After not much time I flip over a piece of cardboard and find a jet black Sony Walkman Professional portable cassette player

"HOLY SHIT!!!" I exclaim, as I inspect the contours of the machine, "Fast forward, re-wind, you can even record your own voice!!! State of the fuckin' art!"

With a jubliant fist pump to the Gods, I slap on the headphones and hit the play button... Nothing...

"No batteries," I say to myself, "I need some double A's, A.S.A.P." With that I run into the night.

It had been quite some time since I had heard recorded music, my favourite song of all time being 'Stairway To Heaven'. Although it was thoughtful of Old Eric to break out his instrument and play it for me on several occasions around the campfire, Led Zepplin just hadn't had the same effect on the spoons.

"Larry!" I call into the darness of the shanty town, "Larry! Where are you!"

"I'm right here you retard, what do you want?"

"Gimme the batteries outta your Glo Worm, I need them right now!" I scream.

"...but how am I gonna get to sleep..." A frown on his face told the story, Larry is afraid of the dark.

I reach into my pocket and pull out my sleep aid, "Trade you a fifth of Ripple." I smile.

"DEAL!" He grins back, not a tooth in his head.

With thoughts of music in my head I rip open the toy and pull out its batteries. As I put the headphones to my ears I feel the excitement. I open up the deck to see what is in the machine...

"Falco 3?"

*Play*

"*THUMP THUMP* Ohhh, rock me Amadeus. *THUMP THUMP*"

Whoa.

Wednesday, August 27, 2008

The Guns of Navarone



In international news, local oaf Joe Legere wins the World Series of Arm-Wrestling, only to have it stripped from him 3 seconds later when he was disqualified for using two hands and his teeth. When we tried to contact Mr. Legere for comments his father told our reporters that he was drunk in the basement, and not accepting calls. Reuters

Tuesday, August 26, 2008

Movie Review: The Substitute(1996) Tom Berenger


One word. Awesome. This film falls in under the category of my favourite type of flicks, teenagers getting beat up by highly trained mercenaries. Berenger comes into town and elbow smashes everything in sight and attempts to blow up a school in order to help the children. If you like seeing punk kids getting shot by people impersonating teachers, then "The Subsitute" is for you. An instant classic.

Monday, August 25, 2008

Rollin' at the Casino

I roll down the strip with a stash of 20's in my pocket. I've been rollin' drunks and collecting bottles all day, now it's time to make some smart investments. Freedom 21, days that is.

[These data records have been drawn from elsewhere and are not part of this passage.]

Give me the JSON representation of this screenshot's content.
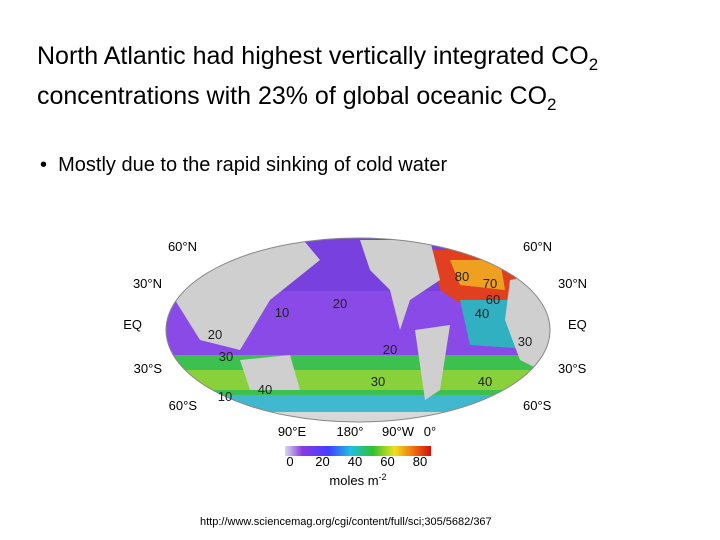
{
  "title": {
    "line1": "North Atlantic had highest vertically integrated CO",
    "sub1": "2",
    "line2": "concentrations with 23% of global oceanic CO",
    "sub2": "2"
  },
  "bullet": "Mostly due to the rapid sinking of cold water",
  "map": {
    "lat_left": [
      "60°N",
      "30°N",
      "EQ",
      "30°S",
      "60°S"
    ],
    "lat_right": [
      "60°N",
      "30°N",
      "EQ",
      "30°S",
      "60°S"
    ],
    "lon": [
      "90°E",
      "180°",
      "90°W",
      "0°"
    ],
    "contours": [
      80,
      70,
      60,
      40,
      20,
      10,
      20,
      30,
      20,
      30,
      30,
      40,
      40,
      10
    ],
    "colorbar_ticks": [
      0,
      20,
      40,
      60,
      80
    ],
    "unit": "moles m",
    "unit_sup": "-2"
  },
  "source": "http://www.sciencemag.org/cgi/content/full/sci;305/5682/367"
}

"Gimme a stack." I say to the dealer at the blackjack table, a pretty little number in a tight black skirt. "I want them all in $5's." That got her attention.

"A high roller eh? Well, I better treat you nice..." She pushes the stack of chips closer to me. As she bends down I catch a glimpse of her chest. Is she intentionally showing me her tits? Probably, I look pretty good in my red chucks.

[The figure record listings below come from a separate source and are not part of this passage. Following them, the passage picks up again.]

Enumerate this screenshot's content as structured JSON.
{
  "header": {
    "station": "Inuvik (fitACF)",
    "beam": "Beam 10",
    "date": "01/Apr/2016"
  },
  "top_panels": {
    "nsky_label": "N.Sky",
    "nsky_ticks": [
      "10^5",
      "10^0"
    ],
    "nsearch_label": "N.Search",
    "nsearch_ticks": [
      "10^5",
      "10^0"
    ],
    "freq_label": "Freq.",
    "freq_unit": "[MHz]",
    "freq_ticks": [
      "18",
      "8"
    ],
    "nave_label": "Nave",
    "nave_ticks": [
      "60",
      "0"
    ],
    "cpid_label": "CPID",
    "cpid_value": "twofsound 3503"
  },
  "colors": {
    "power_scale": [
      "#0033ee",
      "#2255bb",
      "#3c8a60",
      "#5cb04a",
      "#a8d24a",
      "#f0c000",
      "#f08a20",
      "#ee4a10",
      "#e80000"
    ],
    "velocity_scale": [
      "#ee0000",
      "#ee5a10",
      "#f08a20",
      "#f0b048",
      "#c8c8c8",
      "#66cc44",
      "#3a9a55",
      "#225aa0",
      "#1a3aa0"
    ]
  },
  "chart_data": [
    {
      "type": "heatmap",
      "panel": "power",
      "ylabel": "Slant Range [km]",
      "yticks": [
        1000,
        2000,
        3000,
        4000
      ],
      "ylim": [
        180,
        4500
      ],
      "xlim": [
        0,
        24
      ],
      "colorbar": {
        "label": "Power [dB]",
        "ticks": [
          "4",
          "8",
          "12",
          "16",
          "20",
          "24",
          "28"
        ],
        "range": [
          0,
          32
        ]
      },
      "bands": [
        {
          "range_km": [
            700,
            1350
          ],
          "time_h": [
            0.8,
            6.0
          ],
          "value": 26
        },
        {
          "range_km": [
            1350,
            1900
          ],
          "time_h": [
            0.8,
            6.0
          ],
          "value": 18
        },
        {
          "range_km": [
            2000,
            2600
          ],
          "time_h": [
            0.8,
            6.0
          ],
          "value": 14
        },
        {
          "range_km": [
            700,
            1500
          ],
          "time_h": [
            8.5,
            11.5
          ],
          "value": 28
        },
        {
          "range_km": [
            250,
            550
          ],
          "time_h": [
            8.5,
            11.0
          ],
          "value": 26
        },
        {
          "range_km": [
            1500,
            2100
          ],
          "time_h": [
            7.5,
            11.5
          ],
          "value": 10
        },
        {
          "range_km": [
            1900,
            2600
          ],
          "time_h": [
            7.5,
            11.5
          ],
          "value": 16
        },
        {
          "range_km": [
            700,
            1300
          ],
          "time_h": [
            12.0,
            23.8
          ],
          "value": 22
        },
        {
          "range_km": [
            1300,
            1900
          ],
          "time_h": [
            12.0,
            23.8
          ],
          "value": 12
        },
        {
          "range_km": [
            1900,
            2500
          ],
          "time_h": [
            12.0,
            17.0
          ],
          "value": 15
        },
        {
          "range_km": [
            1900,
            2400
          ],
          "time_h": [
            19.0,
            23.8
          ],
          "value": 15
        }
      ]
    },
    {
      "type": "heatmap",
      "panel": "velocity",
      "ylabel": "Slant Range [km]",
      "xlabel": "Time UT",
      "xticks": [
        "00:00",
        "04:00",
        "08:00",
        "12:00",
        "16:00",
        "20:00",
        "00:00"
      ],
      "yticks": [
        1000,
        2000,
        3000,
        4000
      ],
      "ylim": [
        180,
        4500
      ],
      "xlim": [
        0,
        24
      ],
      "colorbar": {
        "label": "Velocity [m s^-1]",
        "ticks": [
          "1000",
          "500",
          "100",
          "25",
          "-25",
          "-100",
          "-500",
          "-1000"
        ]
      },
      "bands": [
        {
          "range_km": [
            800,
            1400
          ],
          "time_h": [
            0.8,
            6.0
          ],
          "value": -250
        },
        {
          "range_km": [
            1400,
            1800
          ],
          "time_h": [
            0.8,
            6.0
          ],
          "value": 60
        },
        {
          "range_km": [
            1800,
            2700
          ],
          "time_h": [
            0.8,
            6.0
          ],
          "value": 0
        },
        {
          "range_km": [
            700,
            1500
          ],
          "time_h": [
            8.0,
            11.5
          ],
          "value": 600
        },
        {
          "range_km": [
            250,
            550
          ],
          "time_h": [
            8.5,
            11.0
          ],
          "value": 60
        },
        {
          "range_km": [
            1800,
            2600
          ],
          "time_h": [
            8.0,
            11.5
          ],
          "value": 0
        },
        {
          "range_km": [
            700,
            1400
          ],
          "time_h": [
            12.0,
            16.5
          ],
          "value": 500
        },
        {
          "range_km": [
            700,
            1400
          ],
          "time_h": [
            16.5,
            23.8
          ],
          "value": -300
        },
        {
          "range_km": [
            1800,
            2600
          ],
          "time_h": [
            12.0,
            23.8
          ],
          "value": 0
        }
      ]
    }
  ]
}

With the dealer showing a 5 I look down at a 4 and a 7, "Double down baby." I state coolly, "and show me some paint." Bam! Jack of hearts. "Push me $9 sweet heart, keep a buck for yourself."

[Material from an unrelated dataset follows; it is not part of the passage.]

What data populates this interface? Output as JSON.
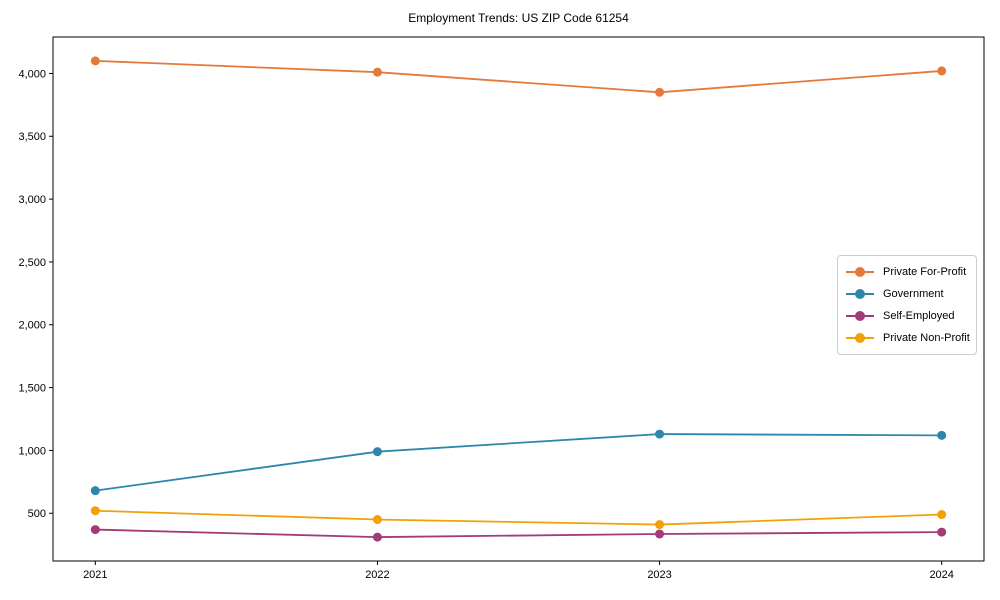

"Thank you sir." I can see her getting wet between the thighs, and I decide to take a pull on the Olde English I have in a bag under the table. The warm bitter taste rolls down my throat, and a little out the side of my mouth, if I had been wearing a shirt, it might had stained.

I say aloud to the table, "That's enough foreplay, let's finish what we started." as I push all my chips to the line I run my fingers through my hair, suave and sophisticated... Oh! I found a chicken wing!

With my $49 dollars straddling the line a long with my dignity, I can see a smile on the dealers face. If I win this, she's mine.

"21. Blackjack. Dealer wins" She sweeps all the chips off the table, and I am left penny less. With what pride I can muster I come up with something witty to say to the lady dealer.

"You stupid bitch!!! I'm gonna cut you!!! I'm gonna cut all of youse!!!"

As I'm escorted out by the security guards I poop in my hand and smear it on a patrons face. "Eat my misery!!! It tastes like peanuts."